Background: Since suitable recipients for hepatic allografts from donors with antibodies to hepatitis B virus (HBV) have not been determined, a review of our 7-year experience with donors positive for hepatitis B surface antibody (anti-HBs), hepatitis B core antibody (anti-HBc), or both was undertaken.
Methods: Recipients of hepatic allografts from donors with antibodies to HBV were identified by a retrospective review of procurement records and screened for HBV infection.

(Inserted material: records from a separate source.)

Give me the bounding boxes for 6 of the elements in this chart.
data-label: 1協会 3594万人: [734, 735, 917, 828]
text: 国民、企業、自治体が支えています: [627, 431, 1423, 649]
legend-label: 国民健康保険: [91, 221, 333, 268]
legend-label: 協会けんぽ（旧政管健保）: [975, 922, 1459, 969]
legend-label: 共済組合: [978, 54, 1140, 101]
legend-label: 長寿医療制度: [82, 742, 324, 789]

Results: From January 1, 1990, to January 1, 1997, 2578 liver transplants were performed and 140 (5.4%) recipients received an allograft from a donor with antibodies to HBV. Twenty-five of 48 recipients of a hepatic allograft from a donor positive only for anti-HBs were screened and none developed HBV infection. Twenty-five of 41 naive recipients of a hepatic allograft from an anti-HBc positive donor were screened and 18/25 (72%) developed HBV infection. Four of these 18 naive recipients with HBV infection received an allograft from a donor positive for both anti-HBc and anti-HBs. Seven of 13 anti-HBs-positive recipients of an allograft from an anti-HBc-positive donor were screened and none developed HBV infection. Fifteen of 16 recipients positive only for anti-HBc who received a hepatic allograft from an anti-HBc-positive donor were screened and 2/15 (13%) developed HBV infection.
Conclusions: Hepatic allografts from donors positive only for anti-HBs do not transmit HBV infection. Hepatic allografts from anti-HBc-positive donors frequently transmit HBV infection to naive recipients regardless of the donor anti-HBs status, and antiviral prophylaxis may be indicated. Anti-HBs-positive recipients appear resistant to HBV infection after orthotopic liver transplantation with an allograft from an anti-HBc-positive donor. Recipients positive only for anti-HBc infrequently develop HBV infection when transplanted with an allograft from an anti-HBc-positive donor; however, HBV prophylaxis may be justified.